If you were born on Aug. 6, 1945 (and, in fact, former major league baseball pitcher Andy Messersmith, who played a pivotal role in the 1975 ruling that nullified baseball’s reserve clause, was born on that day), you are 63 years old today.
The history books tell us the nuclear age also was born on that day.
Actually, I guess the nuclear age was born technically three weeks earlier, on July 16, when the first successful test was conducted in New Mexico.
That first test was called the ”Trinity” test — and it was so awe-inspiring that Robert Oppenheimer, the scientific director of the Manhattan Project, was reminded of a line from the ”Bhagavad-Gita” — ”'Now I am become Death, the destroyer of worlds” — as he observed the rolling, boiling cloud that accompanied the explosion.

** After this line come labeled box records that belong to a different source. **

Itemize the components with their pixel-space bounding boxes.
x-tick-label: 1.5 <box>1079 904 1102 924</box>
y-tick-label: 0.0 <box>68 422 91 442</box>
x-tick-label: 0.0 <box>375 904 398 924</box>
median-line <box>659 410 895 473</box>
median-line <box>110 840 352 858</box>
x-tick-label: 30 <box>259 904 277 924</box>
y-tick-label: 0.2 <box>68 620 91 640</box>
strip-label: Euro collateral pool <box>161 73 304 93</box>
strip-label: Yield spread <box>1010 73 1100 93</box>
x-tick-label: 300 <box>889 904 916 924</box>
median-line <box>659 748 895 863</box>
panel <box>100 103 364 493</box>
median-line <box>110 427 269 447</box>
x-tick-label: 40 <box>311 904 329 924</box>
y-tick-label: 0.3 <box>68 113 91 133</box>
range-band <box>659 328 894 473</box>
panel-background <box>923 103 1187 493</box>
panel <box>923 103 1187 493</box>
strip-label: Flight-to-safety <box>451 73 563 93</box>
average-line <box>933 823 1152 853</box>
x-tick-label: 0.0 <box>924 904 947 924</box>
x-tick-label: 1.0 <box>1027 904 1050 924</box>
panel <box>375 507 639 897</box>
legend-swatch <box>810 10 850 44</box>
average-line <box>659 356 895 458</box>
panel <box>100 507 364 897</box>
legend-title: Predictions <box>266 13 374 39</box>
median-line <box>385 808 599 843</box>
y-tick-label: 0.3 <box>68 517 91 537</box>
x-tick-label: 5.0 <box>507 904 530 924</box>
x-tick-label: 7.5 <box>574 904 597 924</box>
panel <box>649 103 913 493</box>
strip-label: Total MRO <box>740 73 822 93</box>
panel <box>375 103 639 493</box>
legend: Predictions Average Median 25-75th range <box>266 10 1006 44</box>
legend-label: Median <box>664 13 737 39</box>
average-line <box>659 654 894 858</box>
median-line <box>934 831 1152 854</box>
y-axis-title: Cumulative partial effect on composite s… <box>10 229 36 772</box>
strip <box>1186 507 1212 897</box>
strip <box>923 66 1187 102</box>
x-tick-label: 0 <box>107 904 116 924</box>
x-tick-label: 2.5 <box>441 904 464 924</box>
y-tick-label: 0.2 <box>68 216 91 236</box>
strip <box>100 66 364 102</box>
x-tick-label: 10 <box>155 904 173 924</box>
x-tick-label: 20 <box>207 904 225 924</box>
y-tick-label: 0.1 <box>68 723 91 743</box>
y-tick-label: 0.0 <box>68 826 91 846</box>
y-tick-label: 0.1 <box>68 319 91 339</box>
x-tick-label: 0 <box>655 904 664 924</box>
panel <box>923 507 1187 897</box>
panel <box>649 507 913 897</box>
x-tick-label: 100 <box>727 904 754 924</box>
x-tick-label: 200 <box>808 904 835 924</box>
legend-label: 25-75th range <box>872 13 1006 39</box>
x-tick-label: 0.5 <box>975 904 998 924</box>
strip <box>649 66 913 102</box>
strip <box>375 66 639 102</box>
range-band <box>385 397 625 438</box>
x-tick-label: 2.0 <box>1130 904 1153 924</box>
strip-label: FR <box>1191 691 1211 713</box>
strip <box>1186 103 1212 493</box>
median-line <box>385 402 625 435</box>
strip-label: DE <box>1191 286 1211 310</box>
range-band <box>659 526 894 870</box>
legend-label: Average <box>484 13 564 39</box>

But August 6 was the day the first atomic bomb was detonated on a target — Hiroshima, Japan. And, therefore, that is the date that lives in history.
Only a handful of people witnessed the ”Trinity” test. The whole world saw what happened to Hiroshima.

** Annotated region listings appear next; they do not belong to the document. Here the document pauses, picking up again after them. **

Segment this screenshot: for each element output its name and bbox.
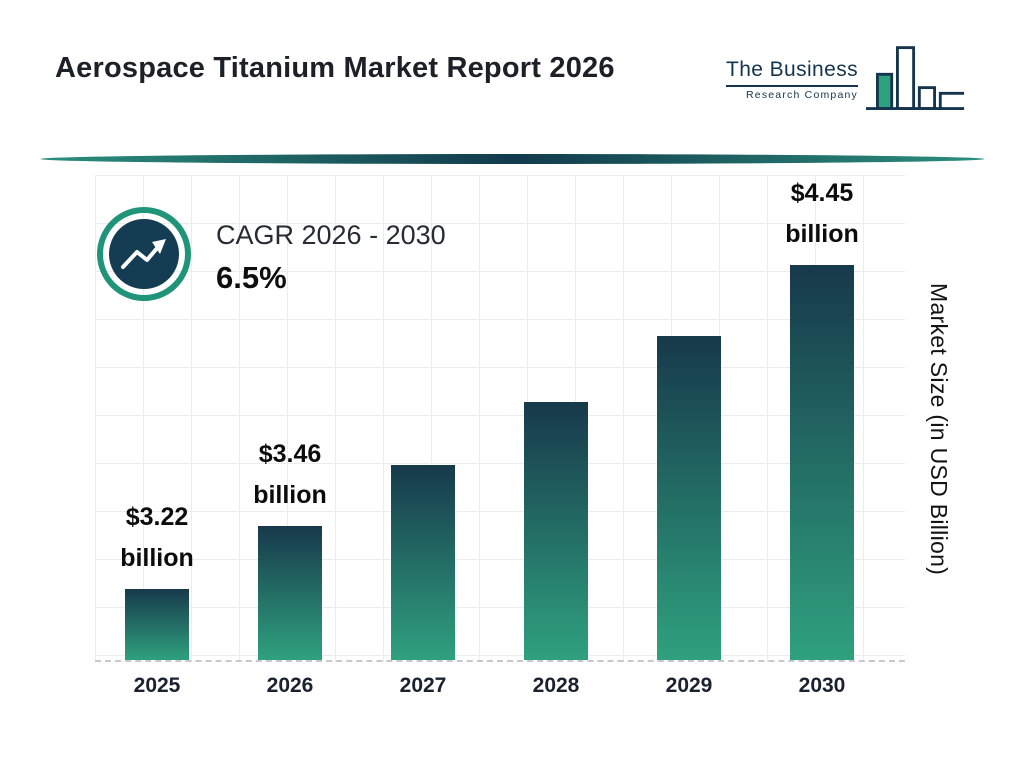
bar-2028 [524,402,588,660]
x-axis-label-2025: 2025 [133,674,181,697]
cagr-text: CAGR 2026 - 2030 6.5% [216,206,446,296]
bar-2026 [258,526,322,660]
divider-line [40,152,985,164]
logo-name: The Business [725,58,858,87]
x-axis-label-2030: 2030 [798,674,846,697]
x-axis-label-2026: 2026 [266,674,314,697]
page-title: Aerospace Titanium Market Report 2026 [55,52,615,84]
bar-value-label-2026: $3.46 billion [253,439,327,509]
logo-subname: Research Company [746,89,858,101]
bar-value-label-2030: $4.45 billion [785,178,859,248]
cagr-block: CAGR 2026 - 2030 6.5% [96,206,446,307]
growth-trend-icon [96,206,192,307]
bar-2029 [657,336,721,660]
bar-2025 [125,589,189,660]
x-axis-label-2029: 2029 [665,674,713,697]
bar-2030 [790,265,854,660]
bar-value-label-2025: $3.22 billion [120,502,194,572]
x-axis-label-2027: 2027 [399,674,447,697]
logo-bar-chart-icon [866,40,966,125]
y-axis-title: Market Size (in USD Billion) [926,283,952,576]
logo-text: The Business Research Company [725,40,858,101]
cagr-value: 6.5% [216,260,287,295]
cagr-label: CAGR 2026 - 2030 [216,220,446,250]
company-logo: The Business Research Company [725,40,966,125]
plot-area: $3.22 billion 2025 $3.46 billion 2026 2027 2028… [95,175,905,697]
bar-2027 [391,465,455,660]
x-axis-label-2028: 2028 [532,674,580,697]
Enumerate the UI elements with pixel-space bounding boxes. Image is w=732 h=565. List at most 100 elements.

Dubbed ”Little Boy,” the atomic bomb that was dropped on Hiroshima killed as many as 140,000 people. The total number of dead, both from the initial explosion and the radioactive contamination that came after, has been in dispute in the decades that followed.
But there’s no debate that massive death and destruction was caused by the bomb and the radioactive fallout.
Hiroshima was leveled — literally — as was Nagasaki, when it was bombed three days later.
Many people believe the phrase ”mushroom cloud” came into being that August day.
Certainly, that phrase is strongly associated with a nuclear blast, but the fact is that any large explosion can cause a mushroom cloud — whether it’s a volcano or the kind of bombings that occurred during the world wars of the 20th century before the first detonation of a nuclear bomb.
As I say, that’s what most people think of when the phrase ”mushroom cloud” is mentioned.
They don’t think about volcanoes.
They think of Hiroshima and Nagasaki.
Which is precisely the kind of reaction Condoleezza Rice was counting on when, as national security advisor, she told CNN’s Wolf Blitzer, in an interview a few months before the invasion of Iraq, that ”[t]he problem here is that there will always be some uncertainty about how quickly [Saddam Hussein] can acquire nuclear weapons. But we don’t want the smoking gun to be a mushroom cloud.”
That comment, along with former Secretary of State Colin Powell’s speech to the United Nations, prodded a nation, still nervous from the 2001 terrorist attacks, into accepting the alleged necessity to invade Iraq — which went against the United States’ long-standing policy of going to war only after being provoked.
Isn’t it astonishing that America was so eager to take Rice’s word about the ”mushroom cloud” when she herself acknowledged that she paid little, if any, attention to reports of Osama bin Laden’s determination to attack the United States about a month before the September 11 attacks?
The reports on bin Laden were tragically accurate. And bin Laden has remained free as a bird — probably plotting his next attack on America.
Meanwhile, five years after the invasion of Iraq, we still have no evidence of weapons of mass destruction.
Saddam is dead, as are a few thousand Americans and tens of thousands of Iraqis.
America continues to spend billions of dollars every month — on a war that was supposed to be over in a matter of weeks and which, in any event, would be paid for by the oil profits that would be coming our way, according to Vice President Dick Cheney.
We didn’t get those oil profits Cheney promised us. Instead, we’re paying a lot more for gas, with much of that money lining the pockets of wealthy oil producers in the Middle East.
And we didn’t even need a mushroom cloud to get hopelessly mired in a never-ending conflict.
It's always a possibility, of course, that a terrorist group will gain access to nuclear weapons.
But, as September 11 demonstrated, they're a creative bunch. They didn't need nuclear weapons to bring death and destruction to American soil.